Alphabet, the parent company of Google, has had a dominant force in the online search market for many years. Recently, however, OpenAI’s ChatGPT has gained adoption which has become a cause for concern among some investors. Alphabet’s stock has seen an 19% increase this year spurred by the rebound in technology stocks, and yet it has had several drops when news of a potential competitor circulated. For example, last Monday the stock dropped 4% when Samsung Electronics suggested to replace Google as its default search engine. Similarly, last February, Alphabet lost 12% on the reveal of Google’s in-house chatbot, Bard, which failed to improve accuracy.

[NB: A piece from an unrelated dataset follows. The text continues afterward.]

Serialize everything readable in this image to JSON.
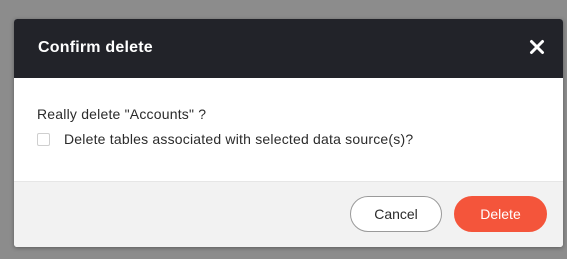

With nearly 85% of the worldwide search market, according to Statista data, there is a lot to lose and only a few companies, such as Microsoft with 8.9% of the search market, stand to gain. To combat the chatbot menace, Alphabet recently consoliadted its artificial intelligence research units into one, in a move to foster progress in AI according to CEO, Sundar Pichai.
Alphabet’s search business alone earned revenue of more than $160 billion last year, which is 57% of total revenue according to Bloomberg data. In contrast, Microsoft’s search advertising only consists of 5.8% of 2022 revenue.
Investors are worried that, with those numbers in sight, Google may have to battle for market share, which could be costly. Despite the uncertainty, most analysts believe Google is well-positioned for the long-run with a low valuation of 18 times estimated earnings, compared to Apple, Amazon and Microsoft.
CEO Sundar Pichai has been with Alphabet since the very beginning, when Google was in its early stages. He has been a driving force behind the success of Google, from developing products and services to leading change initiatives. He notably steered the $12.5 billion purchase of Motorola Mobility Holdings in 2011, and launched an early access platform for mobile developers in 2016. He is continuously steering Google’s reinvention as a tech leader, and impacts the way we interact with technology.